Drawing lines around things, making borders and boundaries, is not the same thing as drawing lines from one thing to another across borders to demonstrate connections and cross-connections and what I think of as interdependence of all phenomena. I have found it useful to scatter words and phrases around a piece of paper and to see what relationships they have to one another. I call this a mind map and it is almost a random assortment of ideas, names, concepts—things I have noticed in the course of my travels and reading. It is a scatter of observations. From the scatter I attempt to see if there are any connections that make any sense or that might uncover a new way of seeing them. It is the new ways of connecting that are the most exciting and, for me, the most creative. The mind map is a different way of thinking. It is an attempt to reproduce in real time, in everyday life, what happens within the meditation container when the mind is let loose of its borders and boundaries and allowed to wander. It is an attempt to picture what I have observed in a different way. It is an effort to see things differently. It is a way to stretch my own thinking into new avenues and away from the rigidity that my routine thoughts usually assume.

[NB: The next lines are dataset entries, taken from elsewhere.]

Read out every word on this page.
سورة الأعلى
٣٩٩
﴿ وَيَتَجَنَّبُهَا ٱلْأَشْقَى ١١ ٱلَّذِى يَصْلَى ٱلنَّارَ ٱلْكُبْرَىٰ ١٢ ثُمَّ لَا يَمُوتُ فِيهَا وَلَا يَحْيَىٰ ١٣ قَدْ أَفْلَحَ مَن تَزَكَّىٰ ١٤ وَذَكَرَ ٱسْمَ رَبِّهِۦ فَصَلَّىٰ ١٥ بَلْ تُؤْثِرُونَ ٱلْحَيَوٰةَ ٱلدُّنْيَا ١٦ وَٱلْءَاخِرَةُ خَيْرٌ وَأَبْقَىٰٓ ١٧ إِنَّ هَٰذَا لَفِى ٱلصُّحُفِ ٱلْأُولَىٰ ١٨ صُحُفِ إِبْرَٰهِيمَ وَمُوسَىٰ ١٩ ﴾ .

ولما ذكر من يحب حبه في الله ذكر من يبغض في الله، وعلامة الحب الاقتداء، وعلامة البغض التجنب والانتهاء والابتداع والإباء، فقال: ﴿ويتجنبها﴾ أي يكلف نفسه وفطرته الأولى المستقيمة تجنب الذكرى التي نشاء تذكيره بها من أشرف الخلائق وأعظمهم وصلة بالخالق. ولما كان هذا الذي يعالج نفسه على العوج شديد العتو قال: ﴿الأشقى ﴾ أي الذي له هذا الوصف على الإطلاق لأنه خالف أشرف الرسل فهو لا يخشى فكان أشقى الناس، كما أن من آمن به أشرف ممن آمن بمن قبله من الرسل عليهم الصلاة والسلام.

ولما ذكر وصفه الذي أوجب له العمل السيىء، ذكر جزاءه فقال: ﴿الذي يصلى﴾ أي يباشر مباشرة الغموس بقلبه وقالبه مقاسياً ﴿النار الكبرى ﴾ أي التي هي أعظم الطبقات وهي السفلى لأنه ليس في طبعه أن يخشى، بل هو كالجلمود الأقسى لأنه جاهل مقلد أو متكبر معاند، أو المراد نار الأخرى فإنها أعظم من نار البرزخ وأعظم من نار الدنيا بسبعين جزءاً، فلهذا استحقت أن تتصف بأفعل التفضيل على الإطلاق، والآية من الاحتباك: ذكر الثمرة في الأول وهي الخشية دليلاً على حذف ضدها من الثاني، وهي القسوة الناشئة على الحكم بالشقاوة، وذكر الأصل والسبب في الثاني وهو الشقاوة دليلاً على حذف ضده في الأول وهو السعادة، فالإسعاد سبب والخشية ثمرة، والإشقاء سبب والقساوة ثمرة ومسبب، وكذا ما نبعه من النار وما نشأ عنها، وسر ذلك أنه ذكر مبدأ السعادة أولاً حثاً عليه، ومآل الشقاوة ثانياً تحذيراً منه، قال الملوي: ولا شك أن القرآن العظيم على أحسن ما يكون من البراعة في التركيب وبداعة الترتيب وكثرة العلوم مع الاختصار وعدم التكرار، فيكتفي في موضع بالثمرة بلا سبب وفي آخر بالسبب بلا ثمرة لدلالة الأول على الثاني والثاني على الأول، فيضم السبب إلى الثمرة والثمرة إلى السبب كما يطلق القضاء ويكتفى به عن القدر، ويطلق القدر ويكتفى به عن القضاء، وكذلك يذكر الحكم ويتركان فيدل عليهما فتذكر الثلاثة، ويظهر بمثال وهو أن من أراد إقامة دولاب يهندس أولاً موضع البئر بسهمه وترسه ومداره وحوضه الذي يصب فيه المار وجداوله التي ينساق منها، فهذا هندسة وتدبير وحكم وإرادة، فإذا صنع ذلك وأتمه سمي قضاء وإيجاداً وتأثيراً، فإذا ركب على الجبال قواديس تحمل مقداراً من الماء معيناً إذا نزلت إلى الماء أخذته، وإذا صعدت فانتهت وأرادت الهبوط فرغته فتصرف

It is often said that meditation as a form is useless. One sits and sits. But if one thinks of mindfulness as the creative offspring of the staid and quiet parent, meditation, then there is use to be made of the forms and borders of the meditative space. But there is also a shifting between parent and child, one changing in relationship to the other that is generative and powerful. There is an interdependence and cross-pollination. It is what is observed between a bright yellow flower and the bee. One partner is fixed and the other moves to and away, both depending on the other for life. And so it is for us and the bee when we eat an almond or other crop made possible by pollination. But just think of all the associations we can make in our rich lives that remind us of our privileges and our interdependence and for which we are not as grateful as we might be.

So, there is more to the Thermopsis rhombifolia than meets the eye, but what meets the eye is a magical and still undiscovered depth of existence gifted to us every spring. What do we call it that is more than a yellow flower?